Mr Varadkar said he is a “strong believer in free speech”, but that the country was in the midst of “a national and global health emergency”.
“What we saw on the streets of Dublin this week cannot happen again. I’ll be writing to the digital platforms to press them on their responsibility to moderate and remove content that encourages such behaviour,” he said.
The violent scenes drew criticism from across the political spectrum. Sinn Féin’s TD Louise O’Reilly told RTÉ’s The Week in Politics that Saturday’s events were a “slap in the face of frontline workers”. She extended good wishes to the gardaí injured during the violence.
Independent TD for Roscommon-Galway Denis Naughten told the same programme said the incident was a “huge insult to every single frontline worker”.
Ms O’Reilly criticised comments from Garda Commissioner Drew Harris, later clarified, in which he initially attributed blame to both the far right and far left for the violent scenes.
“Clearly what happened yesterday was the far right and had nothing to do with the left,” she said.
When pressed for detail on what had underpinned Mr Harris’s comments, Minister for Justice Helen McEntee said she accepted there was not left-wing involvement. She said there were a number of people present who were previously connected to “particular organisations or groups” who may “have moved over to the extreme right now”.

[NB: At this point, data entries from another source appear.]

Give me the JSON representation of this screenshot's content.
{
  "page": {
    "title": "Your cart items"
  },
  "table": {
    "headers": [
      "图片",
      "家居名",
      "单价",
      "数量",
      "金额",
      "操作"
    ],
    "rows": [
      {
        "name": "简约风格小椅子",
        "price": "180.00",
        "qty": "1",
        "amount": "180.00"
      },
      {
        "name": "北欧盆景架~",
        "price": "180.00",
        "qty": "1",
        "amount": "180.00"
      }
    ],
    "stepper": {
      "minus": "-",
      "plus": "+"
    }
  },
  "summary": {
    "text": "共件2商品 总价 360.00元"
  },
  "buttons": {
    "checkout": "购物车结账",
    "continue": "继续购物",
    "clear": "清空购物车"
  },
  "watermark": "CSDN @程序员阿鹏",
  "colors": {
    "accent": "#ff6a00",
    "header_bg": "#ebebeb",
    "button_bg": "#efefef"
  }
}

She described the protest as an “illegal gathering which turned into a riot” and said anyone considering getting involved in similar events would face consequences for doing so.
A spokesman for Minister for Culture Catherine Martin, who is advancing an online safety and media regulation Bill, said the legislation would establish binding codes for how social media services will deal with user-generated content on their platforms.
He said it is already law that an online service becoming aware of illegal content on their platform must swiftly remove that material. He said, where appropriate, Government departments and State agencies are in contact with social media companies about such matters.